Once the celebrations begin, holy men go into a trance, which they believe is the possession by Lok Ta, and then slash their tongues with broad swords.

They take yellow strips of paper and wipe crimson blood upon it, handing it out to the faithful. Believers say it helps bring good fortune throughout the year.

At Kung Pheng temple Tues­day, celebrants began the morning offering rice, fruits and drinks, including wine. It was very still as the holy men waited for Lok Ta to manifest itself in several different forms.

The holy men pray first to Bud­dha and then to goddess Preah Neang Kung Siim and gods Kung Kong, Chea Sang and Kung Pheng, said 63-year-old Sok Mean. “Kung Pheng, son of Kung Kong, always enters my body,” he said.

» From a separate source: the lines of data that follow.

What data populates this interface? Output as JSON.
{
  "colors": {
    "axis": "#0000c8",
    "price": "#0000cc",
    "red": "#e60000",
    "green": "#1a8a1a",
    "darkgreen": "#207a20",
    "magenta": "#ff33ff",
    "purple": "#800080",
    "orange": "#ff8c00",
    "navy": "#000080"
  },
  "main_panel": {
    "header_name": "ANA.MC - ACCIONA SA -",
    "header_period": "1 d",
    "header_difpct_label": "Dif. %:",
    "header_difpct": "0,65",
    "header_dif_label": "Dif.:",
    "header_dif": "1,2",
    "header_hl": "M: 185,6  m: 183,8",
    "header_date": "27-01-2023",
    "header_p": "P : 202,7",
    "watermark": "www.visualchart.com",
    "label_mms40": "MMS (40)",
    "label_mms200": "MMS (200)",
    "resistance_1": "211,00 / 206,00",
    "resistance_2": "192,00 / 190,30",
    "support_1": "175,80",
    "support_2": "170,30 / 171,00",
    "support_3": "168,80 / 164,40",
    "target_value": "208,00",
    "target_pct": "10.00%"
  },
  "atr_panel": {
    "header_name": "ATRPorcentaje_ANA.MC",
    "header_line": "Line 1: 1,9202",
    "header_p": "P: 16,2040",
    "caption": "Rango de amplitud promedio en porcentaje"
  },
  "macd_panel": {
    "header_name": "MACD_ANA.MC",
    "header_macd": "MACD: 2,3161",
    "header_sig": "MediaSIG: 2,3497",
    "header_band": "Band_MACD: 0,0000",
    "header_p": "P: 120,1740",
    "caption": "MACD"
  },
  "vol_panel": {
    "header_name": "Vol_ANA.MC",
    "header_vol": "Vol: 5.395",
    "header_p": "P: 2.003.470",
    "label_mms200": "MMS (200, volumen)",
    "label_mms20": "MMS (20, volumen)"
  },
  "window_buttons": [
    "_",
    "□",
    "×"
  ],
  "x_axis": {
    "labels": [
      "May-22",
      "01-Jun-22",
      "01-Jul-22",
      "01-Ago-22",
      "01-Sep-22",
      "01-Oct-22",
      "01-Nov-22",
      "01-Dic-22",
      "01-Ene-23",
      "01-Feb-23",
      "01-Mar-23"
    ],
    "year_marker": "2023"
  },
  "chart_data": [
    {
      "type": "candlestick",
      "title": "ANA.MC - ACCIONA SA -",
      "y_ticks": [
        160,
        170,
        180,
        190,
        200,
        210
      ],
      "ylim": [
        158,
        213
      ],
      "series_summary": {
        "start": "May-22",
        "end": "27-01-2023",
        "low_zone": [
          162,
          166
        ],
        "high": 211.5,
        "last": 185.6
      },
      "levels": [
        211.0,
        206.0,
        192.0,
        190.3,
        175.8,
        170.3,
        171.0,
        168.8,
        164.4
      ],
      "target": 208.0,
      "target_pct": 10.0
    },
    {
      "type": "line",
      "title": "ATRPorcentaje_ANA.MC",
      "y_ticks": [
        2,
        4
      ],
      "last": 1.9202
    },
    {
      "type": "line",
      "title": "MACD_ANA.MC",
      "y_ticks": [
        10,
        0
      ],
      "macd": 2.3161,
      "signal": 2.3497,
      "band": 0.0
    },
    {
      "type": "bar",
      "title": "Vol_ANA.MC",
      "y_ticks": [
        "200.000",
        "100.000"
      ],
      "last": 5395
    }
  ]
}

Still waiting for the possession, Sok Mean pointed to a series of nearby photos. Taken in 1998, the pictures show Sok Mean slicing his tongue in stages.

For believers, the blood is a sac­ri­fice of the correct color, said Cam­­bodian-Chinese Asso­cia­tion of Cambodia administrative chief Ly Kan. “The blood is red. It scares off evils and bad luck.”

With dozens of people carrying banners, beating drums and doing the “lion dance” trailing behind the possessed holy men, the march begins every day around 2 pm.

“The previous god will let us know in advance there will be a substitute during the march, so we can prepare clothes for him or her,” Sok Mean’s daughter Sok Heng said, adding there are usually only two gods present at any given time.

Just before the march, the holy men bless the temple-goers, spraying perfume on them. The holy men then rest up for the next god’s visit.

There are about a dozen ethnic Chinese temples around Phnom Penh. All the holy men in the “march of spirits” met Wednes­day, the last day of the festival, at the temple in Chbar Am­pou commune.

When Lok Ta finally arrives each day, two boys envelop him in black flags so no one can see him cutting his tongue. The ritual is not meant to have witnesses, especially the faint of heart, Sok Heng said.

“We do not want women to see this act, especially pregnant women,” she said.